Notocelia rosaecolana is a moth of the family Tortricidae. It is found in the Palearctic realm, where it has been recorded from China (Beijing, Hebei, Liaoning, Jilin, Heilongjiang, Fujian, Jiangxi, Henan, Hubei, Hunan, Sichuan, Guizhou, Shaanxi, and Gansu), Mongolia, Korea, Japan, Iran, Central Asia, Russia and Europe.
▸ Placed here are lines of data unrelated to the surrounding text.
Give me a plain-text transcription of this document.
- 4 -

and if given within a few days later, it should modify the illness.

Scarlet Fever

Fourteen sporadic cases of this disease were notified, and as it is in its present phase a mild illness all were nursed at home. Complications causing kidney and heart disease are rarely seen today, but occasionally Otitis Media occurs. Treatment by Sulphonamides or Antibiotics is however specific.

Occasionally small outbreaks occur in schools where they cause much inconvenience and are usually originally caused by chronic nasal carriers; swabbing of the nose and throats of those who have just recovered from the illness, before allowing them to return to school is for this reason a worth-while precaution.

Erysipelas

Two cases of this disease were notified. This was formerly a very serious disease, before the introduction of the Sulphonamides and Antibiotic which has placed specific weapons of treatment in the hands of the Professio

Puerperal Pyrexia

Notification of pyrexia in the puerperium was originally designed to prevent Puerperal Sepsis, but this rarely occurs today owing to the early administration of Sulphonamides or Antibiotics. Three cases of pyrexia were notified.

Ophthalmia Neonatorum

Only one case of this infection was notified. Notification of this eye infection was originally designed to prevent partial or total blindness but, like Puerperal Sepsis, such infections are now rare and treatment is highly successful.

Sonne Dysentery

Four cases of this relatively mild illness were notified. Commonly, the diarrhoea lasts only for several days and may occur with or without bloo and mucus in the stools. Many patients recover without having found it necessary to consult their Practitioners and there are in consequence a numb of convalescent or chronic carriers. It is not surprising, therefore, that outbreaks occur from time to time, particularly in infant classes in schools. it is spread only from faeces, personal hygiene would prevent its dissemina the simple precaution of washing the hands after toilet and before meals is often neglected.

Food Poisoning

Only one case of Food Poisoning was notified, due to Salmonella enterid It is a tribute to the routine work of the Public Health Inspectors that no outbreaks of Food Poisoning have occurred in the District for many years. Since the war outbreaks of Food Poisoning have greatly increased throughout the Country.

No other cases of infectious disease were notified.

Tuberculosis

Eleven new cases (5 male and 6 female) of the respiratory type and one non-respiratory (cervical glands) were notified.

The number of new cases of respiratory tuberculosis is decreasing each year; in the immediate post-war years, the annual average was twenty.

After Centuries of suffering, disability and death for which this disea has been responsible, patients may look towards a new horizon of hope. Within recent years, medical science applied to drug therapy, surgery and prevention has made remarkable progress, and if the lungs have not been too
The wingspan is 15–20 mm. The moth closely resembles Notocelia trimaculana and Notocelia roborana. The forewings are dilated, the costa is moderately and evenly arched and the fold does not reach the middle. The ground colour is white. The costa is strigulated with dark fuscous. The basal patch is dark fuscous, its edge rather rounded, followed by some grey marks towards costa and dorsum. The lower half of the central fascia is fuscous spotted with black, preceded by a grey mark. The ocellus is edged with leaden-metallic, enclosing three or four black dots. There are some brown or ferruginous and leaden-metallic streaks towards the apex. The hindwings are light grey. The larva is purplish-brown, beneath whitish; head brown; plate of
2 black :

Adults are on wing from late May to August in western Europe.

The larvae feed on various roses, including Rosa multiflora, Rosa davurica and Rosa rugosa.